Tracey Derrick is a South African freelance photographer, based in Cape Town in the Western Cape. She predominantly documents social issues, covering topics such as refugees, sex workers, animal cruelty and other human experiences.
She has been a full-time photographer since 1992, which allowed her to document a pivotal time in South African politics, when the country transitioned from apartheid to democracy.
Derrick is an acclaimed “portrait documentalist” and usually captures images in black and white. Most of her works are part of exhibitions published with educational texts to reach school and community groups.
Derrick has exhibited both locally and internationally, gaining recognition for her numerous photo exhibitions such as “The Red Ochre People”, which documented Himba people in Northern Namibia and how a dam construction could potentially threaten their way of life. Also “Eye Inside”, a photographic empowerment project with the women inmates at the Malmesbury Prison.
She works closely with communities to document their experiences and to give a voice to marginalised groups. She has also focused much of her work on local spaces, for example in 1997 the United Nations High Commission for Refugees commissioned Derrick with the task of documenting African refugees in the series “Hope from Home”: Refugees from Africa Living in Cape Town.

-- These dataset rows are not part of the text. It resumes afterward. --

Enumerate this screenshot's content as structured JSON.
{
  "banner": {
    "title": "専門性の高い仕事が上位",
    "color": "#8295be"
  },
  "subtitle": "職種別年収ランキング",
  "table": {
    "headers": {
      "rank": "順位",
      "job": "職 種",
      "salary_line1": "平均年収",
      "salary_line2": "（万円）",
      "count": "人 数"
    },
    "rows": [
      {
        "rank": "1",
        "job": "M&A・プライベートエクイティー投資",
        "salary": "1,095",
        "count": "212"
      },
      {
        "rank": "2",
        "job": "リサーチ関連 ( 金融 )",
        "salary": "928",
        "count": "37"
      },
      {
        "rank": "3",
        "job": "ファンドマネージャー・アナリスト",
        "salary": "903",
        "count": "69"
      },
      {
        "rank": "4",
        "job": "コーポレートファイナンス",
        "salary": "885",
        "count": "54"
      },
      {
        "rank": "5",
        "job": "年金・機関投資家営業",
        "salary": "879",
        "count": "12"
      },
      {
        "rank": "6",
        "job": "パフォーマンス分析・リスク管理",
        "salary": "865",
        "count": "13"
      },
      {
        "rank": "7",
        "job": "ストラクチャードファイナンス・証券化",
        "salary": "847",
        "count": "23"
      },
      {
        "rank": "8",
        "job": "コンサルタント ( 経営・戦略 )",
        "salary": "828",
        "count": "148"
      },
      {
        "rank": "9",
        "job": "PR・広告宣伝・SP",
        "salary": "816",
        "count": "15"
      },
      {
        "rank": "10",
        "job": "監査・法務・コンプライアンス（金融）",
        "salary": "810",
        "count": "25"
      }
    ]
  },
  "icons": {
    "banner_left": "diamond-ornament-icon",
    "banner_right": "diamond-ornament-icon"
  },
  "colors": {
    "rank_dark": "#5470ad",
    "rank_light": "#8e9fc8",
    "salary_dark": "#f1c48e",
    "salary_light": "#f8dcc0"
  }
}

Derrick’s work has been featured in “Blink”, a book celebrating 100 international contemporary photographers, and in 2005 the Iziko Museum purchased one of her prints as part of their permanent collection. The print is from her series “Earthworks”: The Lives of Farm Labourers in the Swartland.
In 2008 Tracey was diagnosed with breast cancer. Although she was ill, she turned her struggle into art and documented herself changing through the breast cancer and it’s treatment.
The project, called “One in Nine”, was selected to be part of the Grahamstown National Arts Festival Think!Fest programme in 2012, which led to a nomination for the ‘International Heroes of Hope: Profiles of Courage’ programme.